Cross-Validation Accuracy Scores: [0.63397006 0.61590088 0.60144553 0.61725207 0.61828512]
Cross-Validation Accuracy Mean:   0.6173707317697555
Cross-Validation Precision Scores: [0.57766367 0.57733813 0.55846774 0.59482759 0.59453782]
Cross-Validation Precision Mean:   0.5805669888276779
Cross-Validation Recall Scores: [0.54216867 0.38674699 0.33373494 0.33293124 0.34137515]

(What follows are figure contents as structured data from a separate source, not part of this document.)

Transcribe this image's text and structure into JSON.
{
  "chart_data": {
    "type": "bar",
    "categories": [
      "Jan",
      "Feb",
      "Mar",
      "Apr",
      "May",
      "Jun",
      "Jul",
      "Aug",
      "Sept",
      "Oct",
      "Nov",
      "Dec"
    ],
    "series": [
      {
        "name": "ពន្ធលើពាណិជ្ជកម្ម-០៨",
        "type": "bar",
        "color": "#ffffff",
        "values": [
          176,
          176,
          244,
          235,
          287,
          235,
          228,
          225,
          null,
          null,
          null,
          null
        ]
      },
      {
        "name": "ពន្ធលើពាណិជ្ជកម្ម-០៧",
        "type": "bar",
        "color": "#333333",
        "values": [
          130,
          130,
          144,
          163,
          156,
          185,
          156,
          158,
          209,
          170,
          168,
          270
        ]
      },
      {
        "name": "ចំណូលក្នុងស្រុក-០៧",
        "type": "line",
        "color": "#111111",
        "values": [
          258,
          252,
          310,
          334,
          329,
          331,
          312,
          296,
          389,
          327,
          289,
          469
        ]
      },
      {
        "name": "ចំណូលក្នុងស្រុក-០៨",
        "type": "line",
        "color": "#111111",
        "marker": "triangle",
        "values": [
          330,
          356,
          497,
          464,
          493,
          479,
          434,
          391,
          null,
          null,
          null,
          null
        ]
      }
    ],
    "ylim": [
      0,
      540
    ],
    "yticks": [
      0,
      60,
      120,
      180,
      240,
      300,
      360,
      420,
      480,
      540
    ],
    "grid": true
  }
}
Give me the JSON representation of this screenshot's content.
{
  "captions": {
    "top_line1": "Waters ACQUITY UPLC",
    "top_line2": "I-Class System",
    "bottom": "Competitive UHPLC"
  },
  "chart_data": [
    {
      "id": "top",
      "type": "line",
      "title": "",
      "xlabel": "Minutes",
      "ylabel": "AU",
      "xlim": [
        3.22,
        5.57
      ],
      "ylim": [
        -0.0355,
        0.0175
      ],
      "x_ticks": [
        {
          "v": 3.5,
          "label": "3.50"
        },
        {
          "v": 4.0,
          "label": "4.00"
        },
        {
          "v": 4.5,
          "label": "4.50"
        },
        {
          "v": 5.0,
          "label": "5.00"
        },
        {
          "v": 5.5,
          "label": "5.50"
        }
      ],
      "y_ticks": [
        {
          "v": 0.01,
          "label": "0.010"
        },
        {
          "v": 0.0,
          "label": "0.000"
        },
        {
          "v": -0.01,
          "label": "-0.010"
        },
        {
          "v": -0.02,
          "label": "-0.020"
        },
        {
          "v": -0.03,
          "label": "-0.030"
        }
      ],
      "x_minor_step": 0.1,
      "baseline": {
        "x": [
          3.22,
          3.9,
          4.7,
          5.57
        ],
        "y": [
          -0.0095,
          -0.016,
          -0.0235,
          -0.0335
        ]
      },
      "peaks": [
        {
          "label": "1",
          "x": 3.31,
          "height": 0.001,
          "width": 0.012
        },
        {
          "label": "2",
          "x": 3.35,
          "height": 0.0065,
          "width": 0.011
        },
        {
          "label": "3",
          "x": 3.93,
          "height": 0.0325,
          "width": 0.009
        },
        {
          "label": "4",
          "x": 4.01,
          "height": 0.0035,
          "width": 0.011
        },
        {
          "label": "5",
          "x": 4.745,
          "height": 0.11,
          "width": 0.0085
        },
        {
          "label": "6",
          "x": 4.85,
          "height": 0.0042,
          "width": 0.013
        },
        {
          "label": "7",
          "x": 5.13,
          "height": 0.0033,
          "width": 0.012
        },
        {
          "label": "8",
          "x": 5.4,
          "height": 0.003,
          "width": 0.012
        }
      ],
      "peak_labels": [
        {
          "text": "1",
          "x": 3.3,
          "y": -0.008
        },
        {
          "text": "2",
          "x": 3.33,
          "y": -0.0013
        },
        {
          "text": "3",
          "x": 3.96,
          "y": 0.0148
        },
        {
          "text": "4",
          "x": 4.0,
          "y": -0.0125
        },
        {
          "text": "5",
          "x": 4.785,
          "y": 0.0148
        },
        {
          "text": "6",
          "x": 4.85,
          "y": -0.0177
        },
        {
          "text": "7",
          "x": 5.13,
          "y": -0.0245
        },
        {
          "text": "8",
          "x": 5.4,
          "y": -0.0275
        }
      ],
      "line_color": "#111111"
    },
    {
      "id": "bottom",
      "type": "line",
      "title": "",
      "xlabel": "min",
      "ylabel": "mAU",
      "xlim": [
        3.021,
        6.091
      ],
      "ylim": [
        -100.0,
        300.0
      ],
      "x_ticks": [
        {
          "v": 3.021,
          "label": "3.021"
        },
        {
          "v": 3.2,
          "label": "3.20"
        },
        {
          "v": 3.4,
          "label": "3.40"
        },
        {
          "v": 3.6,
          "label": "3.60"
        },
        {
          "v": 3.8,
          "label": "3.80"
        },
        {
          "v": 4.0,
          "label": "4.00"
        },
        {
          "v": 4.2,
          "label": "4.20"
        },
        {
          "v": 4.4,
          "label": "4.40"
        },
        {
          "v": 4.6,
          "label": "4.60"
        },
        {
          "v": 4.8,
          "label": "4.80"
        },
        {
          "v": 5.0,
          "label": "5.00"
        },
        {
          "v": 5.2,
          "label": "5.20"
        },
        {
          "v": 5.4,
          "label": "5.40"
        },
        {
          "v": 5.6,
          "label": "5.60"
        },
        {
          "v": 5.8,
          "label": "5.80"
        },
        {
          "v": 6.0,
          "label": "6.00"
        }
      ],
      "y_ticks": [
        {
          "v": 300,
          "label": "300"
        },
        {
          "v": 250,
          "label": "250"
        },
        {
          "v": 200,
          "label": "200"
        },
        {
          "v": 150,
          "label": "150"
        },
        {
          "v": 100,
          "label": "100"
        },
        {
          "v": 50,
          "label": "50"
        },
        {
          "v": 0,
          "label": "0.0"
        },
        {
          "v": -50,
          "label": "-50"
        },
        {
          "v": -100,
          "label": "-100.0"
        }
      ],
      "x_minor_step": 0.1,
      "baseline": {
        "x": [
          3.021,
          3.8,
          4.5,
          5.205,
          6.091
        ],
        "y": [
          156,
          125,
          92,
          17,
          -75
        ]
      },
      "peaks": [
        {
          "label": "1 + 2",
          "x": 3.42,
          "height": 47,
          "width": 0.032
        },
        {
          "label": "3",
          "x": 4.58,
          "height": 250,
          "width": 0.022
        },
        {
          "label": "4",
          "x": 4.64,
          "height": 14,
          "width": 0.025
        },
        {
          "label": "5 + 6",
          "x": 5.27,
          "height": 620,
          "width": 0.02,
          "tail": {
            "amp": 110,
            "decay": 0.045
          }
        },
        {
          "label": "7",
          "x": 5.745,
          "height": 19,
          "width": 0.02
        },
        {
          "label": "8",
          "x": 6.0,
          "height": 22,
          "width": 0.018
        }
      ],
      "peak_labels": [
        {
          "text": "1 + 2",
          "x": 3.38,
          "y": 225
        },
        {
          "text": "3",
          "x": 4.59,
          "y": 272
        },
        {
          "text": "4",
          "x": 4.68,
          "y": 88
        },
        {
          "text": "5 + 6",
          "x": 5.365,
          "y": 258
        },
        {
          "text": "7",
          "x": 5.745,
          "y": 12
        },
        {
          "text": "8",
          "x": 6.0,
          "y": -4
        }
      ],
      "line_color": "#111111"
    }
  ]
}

Cross-Validation Recall Mean:   0.38739139913090237
Cross-Validation F1 Scores: [0.55935364 0.46320346 0.41779789 0.42691415 0.43371648]
Cross-Validation F1 Mean:   0.4601971231232511
Cross-Validation ROC AUC Scores: [0.67855269 0.62759874 0.61228981 0.63332091 0.64688794]
Cross-Validation ROC AUC Mean:   0.6397300184356307


By standardising the data we have a small increase in performance. Looking at the data, that glucose has a large range compared to the others. This means that when searching for neighbours, the algorithm is biased away from this feature.